Kyroot is Jan's "cosmic performer in the Work tradition of spiritual comedians and psychological assassins." His source is not some ancient lineage, but rather a point-blank understanding of how our minds function (regardless of how men believe they function).  Settle back into your cushy cerebrum and enjoy the show.

Oh, before you get too comfy, here's one of Jan's early papers that reveals what that fellow Kyroot was up to:

 
In the second century preceding the rise of Al ba ka, the spirit of Kyroot traveled the breadth of the earth, seeking those men who could profit from his teaching of The Work, but when he found apparently suitable students and revealed to them the “true nature of things,” he discovered that they immediately began to distort and misuse the new knowledge. They would select and use only that which did not conflict with their current beliefs and opinions.
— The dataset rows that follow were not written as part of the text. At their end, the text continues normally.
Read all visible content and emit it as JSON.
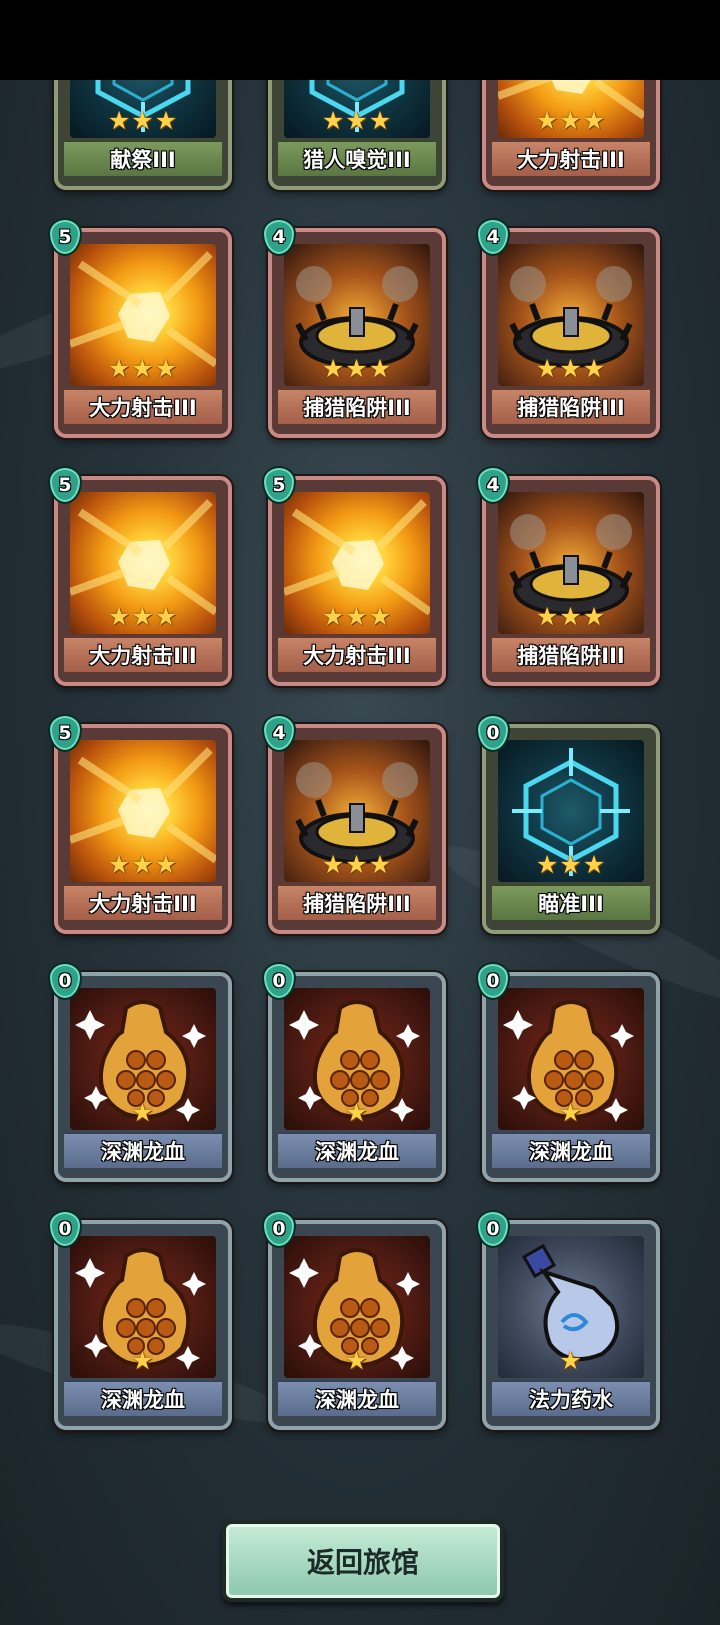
{
  "cards": [
    {
      "name": "献祭III",
      "cost": "",
      "stars": "★★★",
      "rarity": "grn",
      "art": "aim",
      "label": "grn"
    },
    {
      "name": "猎人嗅觉III",
      "cost": "",
      "stars": "★★★",
      "rarity": "grn",
      "art": "aim",
      "label": "grn"
    },
    {
      "name": "大力射击III",
      "cost": "",
      "stars": "★★★",
      "rarity": "red",
      "art": "power",
      "label": "red"
    },
    {
      "name": "大力射击III",
      "cost": "5",
      "stars": "★★★",
      "rarity": "red",
      "art": "power",
      "label": "red"
    },
    {
      "name": "捕猎陷阱III",
      "cost": "4",
      "stars": "★★★",
      "rarity": "red",
      "art": "trap",
      "label": "red"
    },
    {
      "name": "捕猎陷阱III",
      "cost": "4",
      "stars": "★★★",
      "rarity": "red",
      "art": "trap",
      "label": "red"
    },
    {
      "name": "大力射击III",
      "cost": "5",
      "stars": "★★★",
      "rarity": "red",
      "art": "power",
      "label": "red"
    },
    {
      "name": "大力射击III",
      "cost": "5",
      "stars": "★★★",
      "rarity": "red",
      "art": "power",
      "label": "red"
    },
    {
      "name": "捕猎陷阱III",
      "cost": "4",
      "stars": "★★★",
      "rarity": "red",
      "art": "trap",
      "label": "red"
    },
    {
      "name": "大力射击III",
      "cost": "5",
      "stars": "★★★",
      "rarity": "red",
      "art": "power",
      "label": "red"
    },
    {
      "name": "捕猎陷阱III",
      "cost": "4",
      "stars": "★★★",
      "rarity": "red",
      "art": "trap",
      "label": "red"
    },
    {
      "name": "瞄准III",
      "cost": "0",
      "stars": "★★★",
      "rarity": "grn",
      "art": "aim",
      "label": "grn"
    },
    {
      "name": "深渊龙血",
      "cost": "0",
      "stars": "★",
      "rarity": "blu",
      "art": "blood",
      "label": "blu"
    },
    {
      "name": "深渊龙血",
      "cost": "0",
      "stars": "★",
      "rarity": "blu",
      "art": "blood",
      "label": "blu"
    },
    {
      "name": "深渊龙血",
      "cost": "0",
      "stars": "★",
      "rarity": "blu",
      "art": "blood",
      "label": "blu"
    },
    {
      "name": "深渊龙血",
      "cost": "0",
      "stars": "★",
      "rarity": "blu",
      "art": "blood",
      "label": "blu"
    },
    {
      "name": "深渊龙血",
      "cost": "0",
      "stars": "★",
      "rarity": "blu",
      "art": "blood",
      "label": "blu"
    },
    {
      "name": "法力药水",
      "cost": "0",
      "stars": "★",
      "rarity": "blu",
      "art": "mana",
      "label": "blu"
    }
  ],
  "back_button": {
    "label": "返回旅馆"
  }
}
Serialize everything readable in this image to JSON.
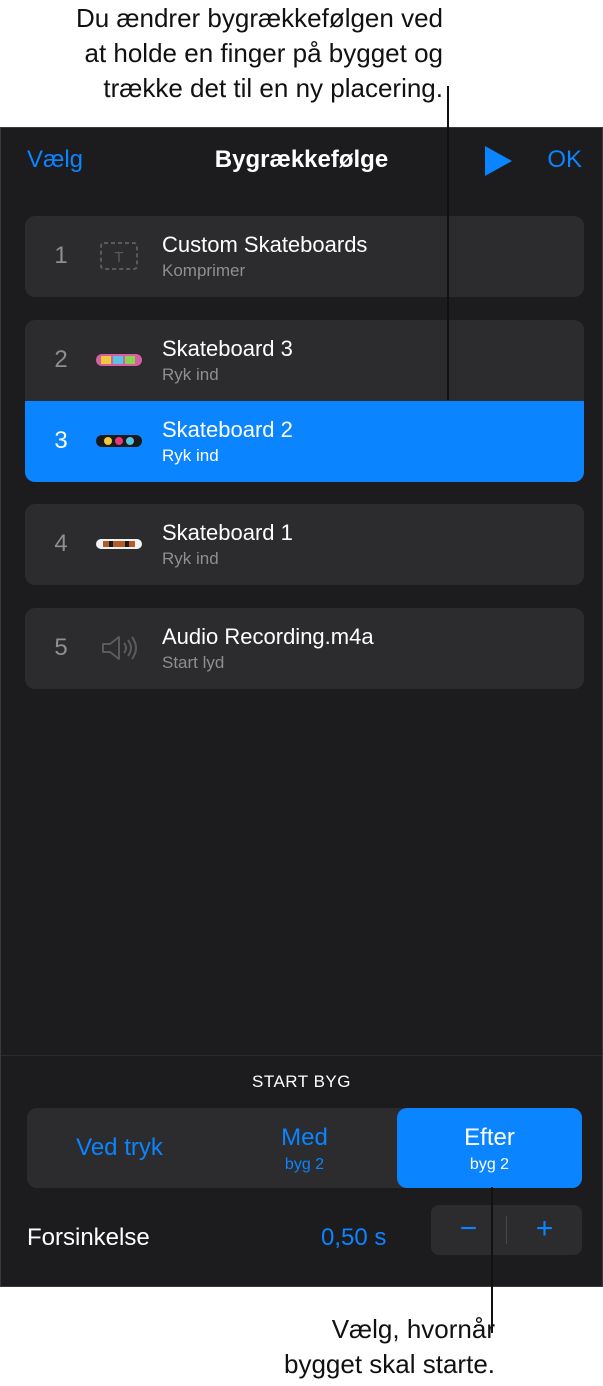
{
  "callouts": {
    "top": [
      "Du ændrer bygrækkefølgen ved",
      "at holde en finger på bygget og",
      "trække det til en ny placering."
    ],
    "bottom": [
      "Vælg, hvornår",
      "bygget skal starte."
    ]
  },
  "navbar": {
    "left_label": "Vælg",
    "title": "Bygrækkefølge",
    "play_icon": "play-icon",
    "ok_label": "OK"
  },
  "builds": [
    {
      "number": "1",
      "name": "Custom Skateboards",
      "effect": "Komprimer",
      "icon": "text-box-icon"
    },
    {
      "number": "2",
      "name": "Skateboard 3",
      "effect": "Ryk ind",
      "icon": "skateboard-thumbnail"
    },
    {
      "number": "3",
      "name": "Skateboard 2",
      "effect": "Ryk ind",
      "icon": "skateboard-thumbnail",
      "selected": true
    },
    {
      "number": "4",
      "name": "Skateboard 1",
      "effect": "Ryk ind",
      "icon": "skateboard-thumbnail"
    },
    {
      "number": "5",
      "name": "Audio Recording.m4a",
      "effect": "Start lyd",
      "icon": "speaker-icon"
    }
  ],
  "start_build": {
    "label": "START BYG",
    "options": [
      {
        "label": "Ved tryk",
        "sub": ""
      },
      {
        "label": "Med",
        "sub": "byg 2"
      },
      {
        "label": "Efter",
        "sub": "byg 2"
      }
    ],
    "selected": "Efter"
  },
  "delay": {
    "label": "Forsinkelse",
    "value": "0,50 s",
    "minus": "−",
    "plus": "+"
  },
  "colors": {
    "accent": "#0a84ff",
    "background": "#1c1c1e",
    "cell": "#2c2c2e",
    "secondary_text": "#8e8e93"
  }
}
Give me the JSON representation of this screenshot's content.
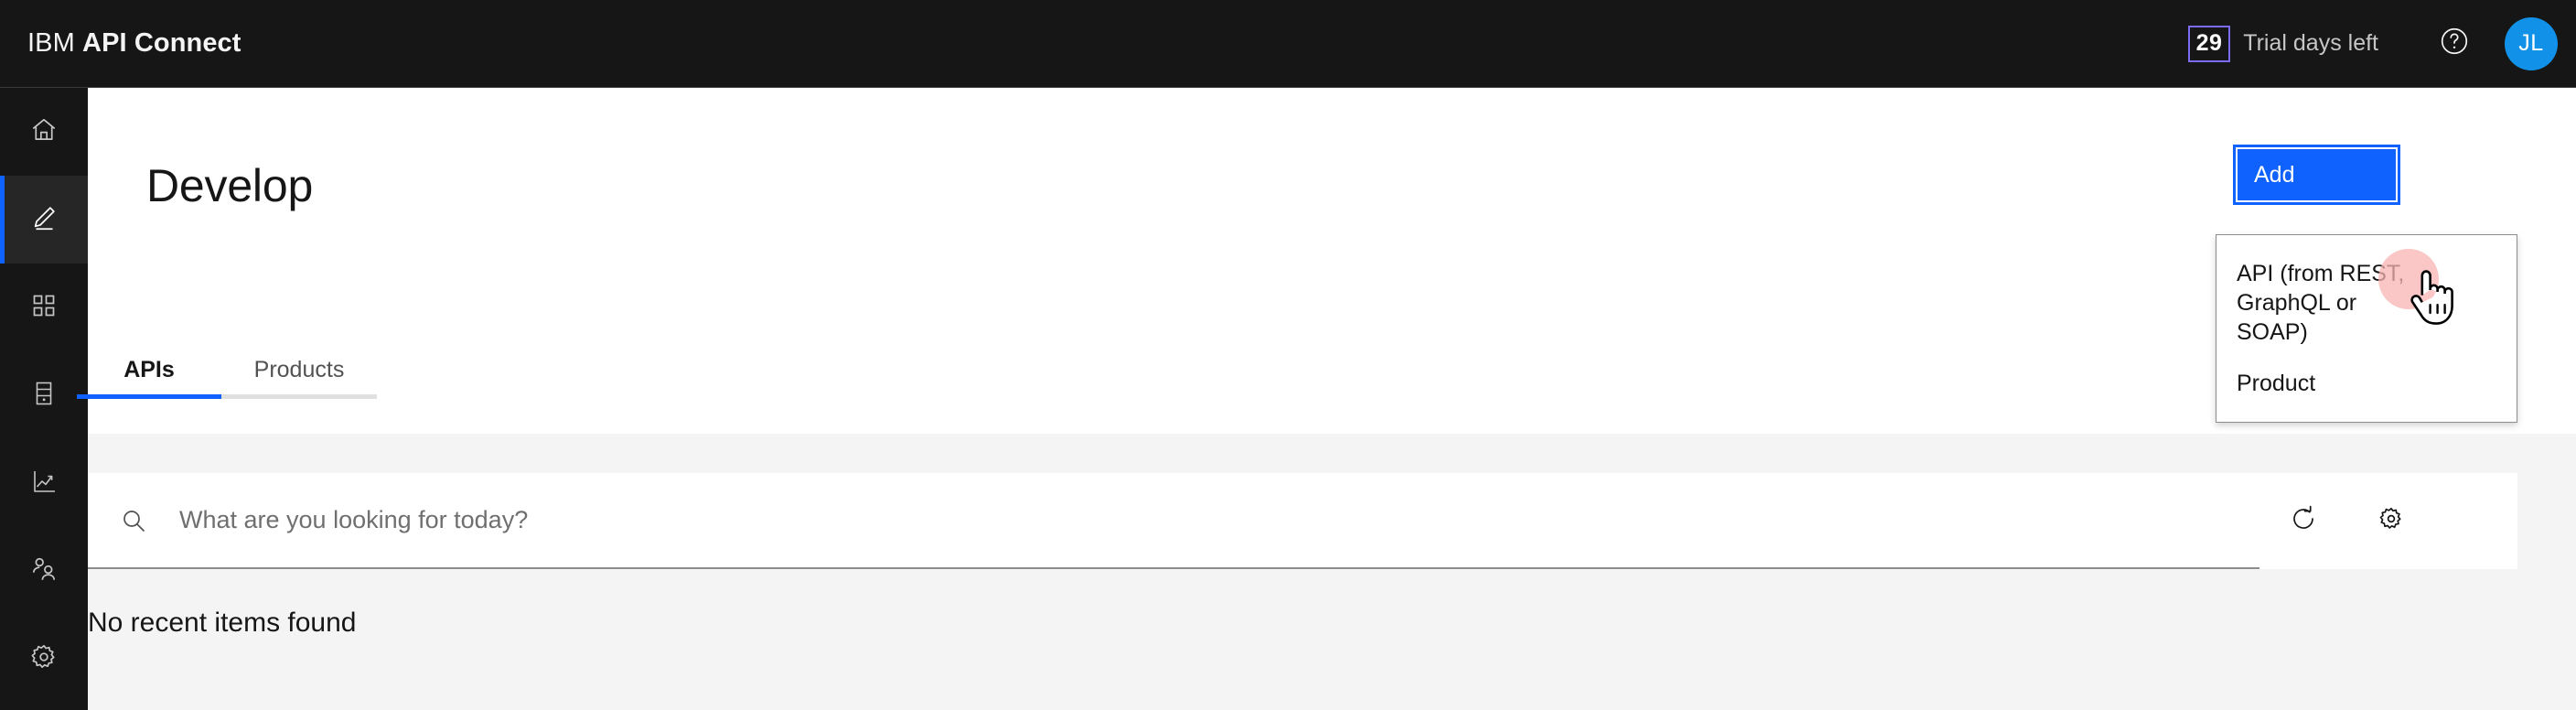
{
  "header": {
    "brand_light": "IBM",
    "brand_bold": "API Connect",
    "trial_count": "29",
    "trial_label": "Trial days left",
    "help_icon": "help-circle-icon",
    "avatar_initials": "JL",
    "avatar_color": "#1192e8",
    "background": "#161616"
  },
  "sidebar": {
    "items": [
      {
        "icon": "home-icon",
        "active": false
      },
      {
        "icon": "pencil-edit-icon",
        "active": true
      },
      {
        "icon": "apps-grid-icon",
        "active": false
      },
      {
        "icon": "server-rack-icon",
        "active": false
      },
      {
        "icon": "analytics-chart-icon",
        "active": false
      },
      {
        "icon": "users-group-icon",
        "active": false
      },
      {
        "icon": "settings-gear-icon",
        "active": false
      }
    ],
    "active_indicator_color": "#0f62fe"
  },
  "main": {
    "page_title": "Develop",
    "tabs": [
      {
        "label": "APIs",
        "active": true
      },
      {
        "label": "Products",
        "active": false
      }
    ],
    "active_tab_color": "#0f62fe",
    "search": {
      "placeholder": "What are you looking for today?",
      "value": "",
      "search_icon": "search-icon",
      "refresh_icon": "refresh-icon",
      "settings_icon": "settings-gear-icon"
    },
    "empty_state_text": "No recent items found"
  },
  "add_control": {
    "button_label": "Add",
    "button_color": "#0f62fe",
    "menu_items": [
      {
        "label": "API (from REST, GraphQL or SOAP)"
      },
      {
        "label": "Product"
      }
    ]
  },
  "pointer": {
    "cursor": "pointing-hand-cursor",
    "click_halo_color": "#f9b3b3"
  }
}
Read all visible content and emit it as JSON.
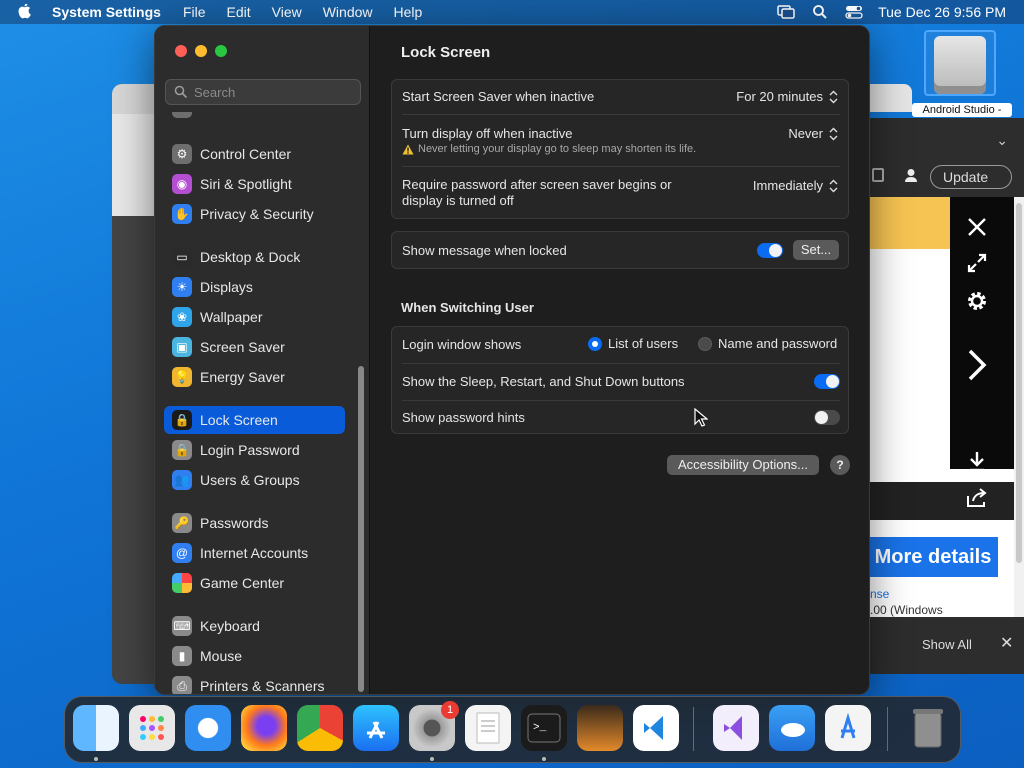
{
  "menubar": {
    "app_name": "System Settings",
    "items": [
      "File",
      "Edit",
      "View",
      "Window",
      "Help"
    ],
    "clock": "Tue Dec 26  9:56 PM"
  },
  "desktop": {
    "file_label": "Android Studio -"
  },
  "browser_panel": {
    "update_label": "Update",
    "more_details": "More details",
    "link_text": "nse",
    "windows_text": ".00 (Windows",
    "show_all": "Show All"
  },
  "window": {
    "search": {
      "placeholder": "Search"
    },
    "sidebar": {
      "items": [
        {
          "label": "Control Center",
          "icon": "control-center-icon",
          "color": "#6e6e6e"
        },
        {
          "label": "Siri & Spotlight",
          "icon": "siri-icon",
          "color": "#b44fd1"
        },
        {
          "label": "Privacy & Security",
          "icon": "hand-icon",
          "color": "#2f7ff0"
        },
        {
          "label": "Desktop & Dock",
          "icon": "dock-icon",
          "color": "#2a2a2a"
        },
        {
          "label": "Displays",
          "icon": "sun-icon",
          "color": "#2f7ff0"
        },
        {
          "label": "Wallpaper",
          "icon": "flower-icon",
          "color": "#2fa4e8"
        },
        {
          "label": "Screen Saver",
          "icon": "screen-saver-icon",
          "color": "#4ab6e0"
        },
        {
          "label": "Energy Saver",
          "icon": "battery-icon",
          "color": "#f0b62f"
        },
        {
          "label": "Lock Screen",
          "icon": "lock-icon",
          "color": "#1a1a1a"
        },
        {
          "label": "Login Password",
          "icon": "lock-icon",
          "color": "#8a8a8a"
        },
        {
          "label": "Users & Groups",
          "icon": "users-icon",
          "color": "#2f7ff0"
        },
        {
          "label": "Passwords",
          "icon": "key-icon",
          "color": "#8a8a8a"
        },
        {
          "label": "Internet Accounts",
          "icon": "at-icon",
          "color": "#2f7ff0"
        },
        {
          "label": "Game Center",
          "icon": "game-center-icon",
          "color": "#e8e8e8"
        },
        {
          "label": "Keyboard",
          "icon": "keyboard-icon",
          "color": "#8a8a8a"
        },
        {
          "label": "Mouse",
          "icon": "mouse-icon",
          "color": "#8a8a8a"
        },
        {
          "label": "Printers & Scanners",
          "icon": "printer-icon",
          "color": "#8a8a8a"
        }
      ],
      "selected": "Lock Screen"
    },
    "content": {
      "title": "Lock Screen",
      "screen_saver": {
        "label": "Start Screen Saver when inactive",
        "value": "For 20 minutes"
      },
      "display_off": {
        "label": "Turn display off when inactive",
        "value": "Never",
        "warning": "Never letting your display go to sleep may shorten its life."
      },
      "require_password": {
        "label_line1": "Require password after screen saver begins or",
        "label_line2": "display is turned off",
        "value": "Immediately"
      },
      "show_message": {
        "label": "Show message when locked",
        "on": true,
        "button": "Set..."
      },
      "switching_title": "When Switching User",
      "login_window": {
        "label": "Login window shows",
        "option1": "List of users",
        "option2": "Name and password",
        "selected": "List of users"
      },
      "sleep_buttons": {
        "label": "Show the Sleep, Restart, and Shut Down buttons",
        "on": true
      },
      "password_hints": {
        "label": "Show password hints",
        "on": false
      },
      "accessibility_button": "Accessibility Options...",
      "help_button": "?"
    }
  },
  "dock": {
    "apps": [
      "finder-icon",
      "launchpad-icon",
      "safari-icon",
      "firefox-icon",
      "chrome-icon",
      "app-store-icon",
      "system-settings-icon",
      "textedit-icon",
      "terminal-icon",
      "garageband-icon",
      "vscode-icon",
      "visual-studio-icon",
      "weather-icon",
      "xcode-instruments-icon",
      "trash-icon"
    ],
    "settings_badge": "1"
  },
  "colors": {
    "accent": "#0a6cf2",
    "selected": "#0a5bd9",
    "warning": "#f2c230"
  }
}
Kyroot then realized that man had no real interest in personal development and increased understanding if it were to be had at the expense of his vanity and imagined self-importance.

After some consideration, Kyroot decided upon another approach. To combat man’s unrecognized biasness, and undigested, theoretical opinions, Kyroot, almost at random, began to turn many things “upside down,” whereby much in man’s life became its own opposite. Up became down, good became evil, and what used to be true became false.

But rather than being shaken out of his folly and imagined certainty, man rose to the occasion, and quite soon people became accustomed to the strange, new situation, and simply adjusted themselves to regard up as down, true as false, and so on.

When Kyroot saw that his reversal process was not having the desired effect, he left, and went his way. Until he returns to re-establish the proper order of things, and to show man up from down, and right from wrong, only a very, very few can find their way and benefit from his teachings and experiment.